The reintroduction phase is meant to add high FODMAP foods back into your diet, one at a time, while closely monitoring symptoms to determine which foods trigger your individual symptoms. It is recommended that you only reintroduce two high FODMAP foods per week in order to accurately determine which foods exacerbate symptoms.

The final phase, or the personalization phase, allows you to return to a new normal diet with the most variety that can be enjoyed without triggering IBS symptoms.

How to be successful on a low FODMAP diet

In order to be successful on a low FODMAP diet, you should seek professional support from a Registered Dietitian who can guide you through the diet’s three phases. It’s also important to track your symptoms prior to starting the diet to document your baseline symptoms which will help you identify any improvements in symptoms during the elimination phase.
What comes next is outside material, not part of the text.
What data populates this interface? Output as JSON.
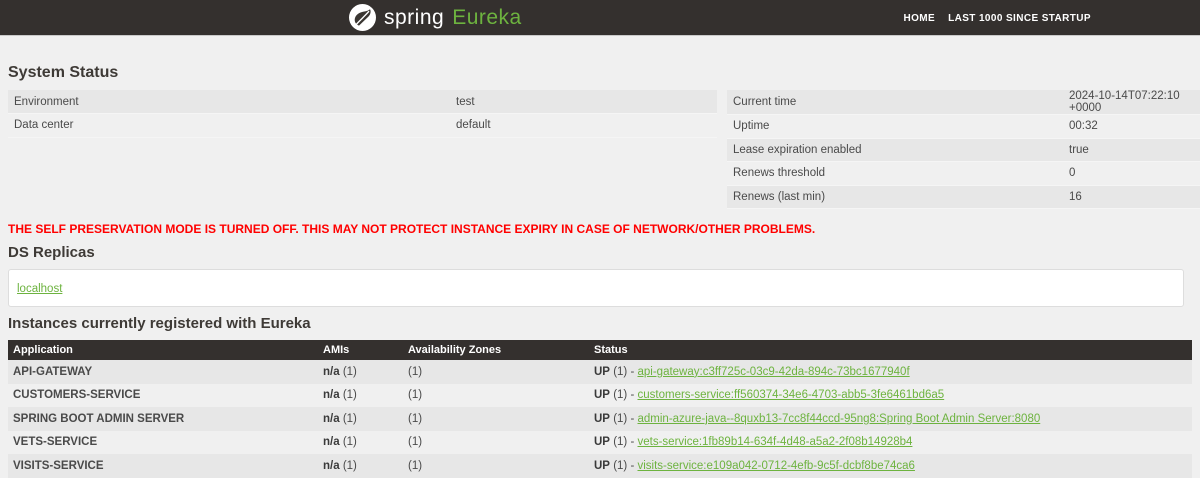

Also spend substantial time planning prior to starting the low FODMAP diet to ensure that you have the ingredients necessary to follow a nutritious diet during the strict initiation phase. Finally, be sure to complete all three phases of the low FODMAP diet so that you can return to a normal diet once you identify your personal trigger foods. If you are interested in beginning a low FODMAP diet, you can find a Registered Dietitian to support you here.


  1. “FODMAPs and Irritable Bowel Syndrome.” Monash University, Monash University, Accessed 13 Nov. 2022.
  2. “Irritable Bowel Syndrome (IBS).” AGA GI Patient Center, American Gastroenterological Association, Accessed 13 Nov. 2022.
  3. “Low-FODMAP Diet.” AGA GI Patient Center, American Gastroenterological Association, . Accessed 13 Nov. 2022.